W krzyżu Jezusa zbawienie

A wśród tych, którzy przybyli, aby oddać pokłon Bogu w czasie święta, byli też niektórzy Grecy. Oni więc przystąpili do Filipa, pochodzącego z Betsaidy Galilejskiej, i prosili go mówiąc: Panie, chcemy ujrzeć Jezusa. Filip poszedł i powiedział Andrzejowi. Z kolei Andrzej i Filip poszli i powiedzieli Jezusowi. A Jezus dał im taką odpowiedź: Nadeszła godzina, aby został uwielbiony Syn Człowieczy. Zaprawdę, zaprawdę, powiadam wam: Jeżeli ziarno pszenicy wpadłszy w ziemię nie obumrze, zostanie tylko samo, ale jeżeli obumrze, przynosi plon obfity. Ten, kto kocha swoje życie, traci je, a kto nienawidzi swego życia na tym świecie, zachowa je na życie wieczne. A kto by chciał Mi służyć, niech idzie na Mną, a gdzie Ja jestem, tam będzie i mój sługa. A jeśli ktoś Mi służy, uczci go mój Ojciec. Teraz dusza moja doznała lęku i cóż mam powiedzieć? Ojcze, wybaw Mnie od tej godziny. Nie, właśnie dlatego przyszedłem na tę godzinę. Ojcze, wsław Twoje imię. Wtem rozległ się głos z nieba: Już wsławiłem i jeszcze wsławię. Tłum stojący to usłyszał i mówił: Zagrzmiało! Inni mówili: Anioł przemówił do Niego. Na to rzekł Jezus: Głos ten rozległ się nie ze względu na Mnie, ale ze względu na was. Teraz odbywa się sąd nad tym światem. Teraz władca tego świata zostanie precz wyrzucony. A Ja, gdy zostanę nad ziemię wywyższony, przyciągnę wszystkich do siebie. To powiedział zaznaczając, jaką śmiercią miał umrzeć. J 12, 20-33

Modlitwa przygotowawcza

Prosić Boga, Pana naszego, aby wszystkie moje zamiary, decyzje i czyny były skierowane w sposób czysty do służby i chwały jego Boskiego Majestatu (CD 46).

 

Obraz do modlitwy

Przedstawmy sobie Jezusa przygotowującego swoich uczniów na czekające Go opuszczenie, mękę i śmierć na krzyżu.

 

Prośba o owoc modlitwy

Prośmy, abyśmy towarzyszyli Jezusowi w Jego cierpieniu, męce i śmierci, które prowadzą nas do chwały zmartwychwstania.

 

1. Prośba Greków przybyłych do świątyni, aby oddać chwałę Bogu i zobaczyć Jezusa jest pragnieniem nie tylko ludzi wierzących, ale każdego człowieka. Tutaj na ziemi nie widzimy Jezusa fizycznie jak Jego uczniowie, lecz obecnego w znakach sakramentalnych. Doświadczamy Jego obecności w słowie Bożym, modlitwie, drugim człowieku oraz wydarzeniach jakie nas spotykają.

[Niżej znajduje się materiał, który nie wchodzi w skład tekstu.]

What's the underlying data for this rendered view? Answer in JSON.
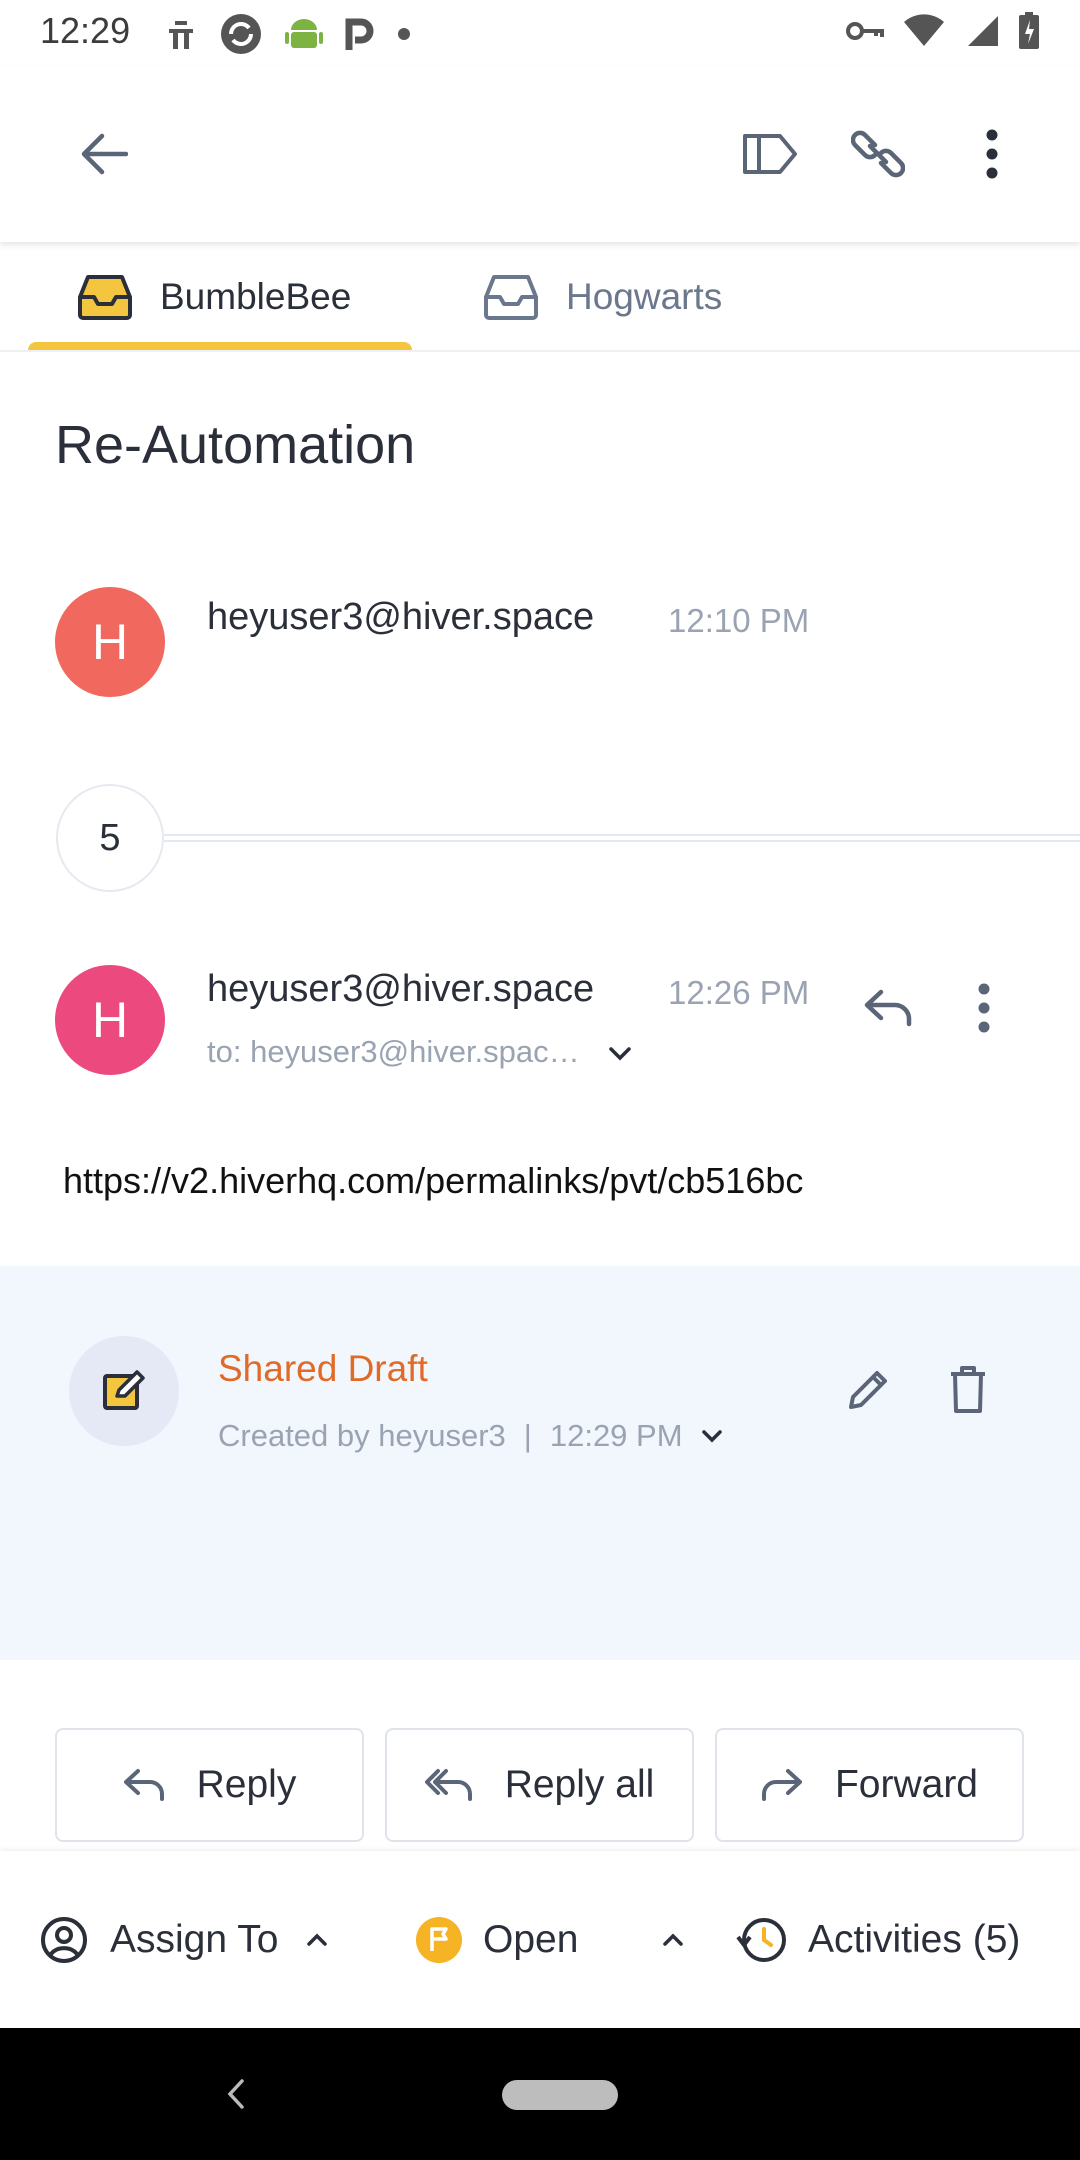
{
  "status_bar": {
    "time": "12:29",
    "left_icons": [
      "app-icon",
      "sync-icon",
      "android-icon",
      "p-icon",
      "dot-icon"
    ],
    "right_icons": [
      "key-icon",
      "wifi-icon",
      "signal-icon",
      "battery-icon"
    ]
  },
  "app_bar": {
    "icons": [
      "back-arrow-icon",
      "label-icon",
      "link-icon",
      "more-vert-icon"
    ]
  },
  "tabs": [
    {
      "label": "BumbleBee",
      "active": true
    },
    {
      "label": "Hogwarts",
      "active": false
    }
  ],
  "subject": "Re-Automation",
  "messages": [
    {
      "avatar_letter": "H",
      "avatar_color": "#f1685e",
      "sender": "heyuser3@hiver.space",
      "time": "12:10 PM"
    },
    {
      "avatar_letter": "H",
      "avatar_color": "#ec4a7f",
      "sender": "heyuser3@hiver.space",
      "time": "12:26 PM",
      "to": "to: heyuser3@hiver.spac…",
      "body": "https://v2.hiverhq.com/permalinks/pvt/cb516bc"
    }
  ],
  "collapsed_count": "5",
  "draft": {
    "title": "Shared Draft",
    "created_by": "Created by heyuser3",
    "separator": "|",
    "time": "12:29 PM"
  },
  "actions": {
    "reply": "Reply",
    "reply_all": "Reply all",
    "forward": "Forward"
  },
  "bottom_bar": {
    "assign": "Assign To",
    "status": "Open",
    "activities": "Activities (5)"
  },
  "colors": {
    "accent_tab": "#f4c53f",
    "draft_title": "#e06a26",
    "status_open": "#f6b324"
  }
}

Tylko wtedy, kiedy sami doświadczymy Bożej obecności i Bożego działania, będziemy dla innych świadkami wiary i pomożemy im „zobaczyć Jezusa”. Wtedy spełnią się słowa z jednej z pieśni: My jesteśmy na ziemi światłem Twym… Aby ludzie widzieli dobre czyny w was. I chwalili Ojca, który jest w niebie. Czy jesteśmy dla innych znakiem Bożej obecności i swoim życiem naprowadzamy ludzi zagubionych, poszukujących na Boga?

 

2. Jeżeli ziarno pszenicy wpadłszy w ziemię nie obumrze, zostanie tylko samo, ale jeżeli obumrze, przynosi plon obfity. Aby zebrać obfite plony należy wcześniej posiać dobre ziarno. Posianie dobrego ziarna nie jest równoznaczne z zebraniem obfitych plonów. Trzeba wpierw zaryzykować i cierpliwie czekać na owocowanie ziarna. Musimy coś na początku stracić, zainwestować, włożyć wysiłek, poświęcić się, aby z upływem czasu coś zyskać. Ta sama prawda odnosi się do ludzi wierzących. Trzeba z wiarą przyjąć śmierć Jezusa na krzyżu, która nie jest łatwa, ale przynosi nam wszystkim zbawienie i prowadzi do chwały zmartwychwstania. Ale również trzeba prosić Jezusa, aby włączyć się w ten nurt obumierania dla siebie i własnego egoizmu jak ziarno wrzucone w ziemię.

Czy jesteśmy gotowi naśladować Jezusa w Jego obumieraniu, cierpieniu i śmierci, które prowadzą do chwały zmartwychwstania? Co najbardziej utrudnia nam drogę w pełnym upodobnieniu się do Jezusa cierpiącego, umierającego na krzyżu i zmartwychwstałego?

 

3. Ojcze, wybaw Mnie od tej godziny. Nie, właśnie dlatego przyszedłem na tę godzinę. Jezus tak jak każdy człowiek bał się cierpienia, męki i śmierci na krzyżu, ale w duchu wiary i pełnego poddania swojej woli Ojcu wykonał swoją misję. Całkowite wypełnienie woli Ojca jest dla Jezusa oddaniem Bogu chwały, uwielbieniem Boga. Czy my również godzimy się na swój udział w męce Chrystusa? Czy potrafimy tak jak Jezus zaufać Bogu w próbach wiary?

 

Rozmowa końcowa

W rozmowie końcowej podziękujmy Jezusowi za Jego miłość wyrażoną w męce i śmierci na krzyżu. Prośmy, abyśmy z wiarą i pełnym zaufaniem Bogu podjęli swój codzienny krzyż, który prowadzi nas do chwały zmartwychwstania. Na zakończenie odmówmy Ojcze nasz.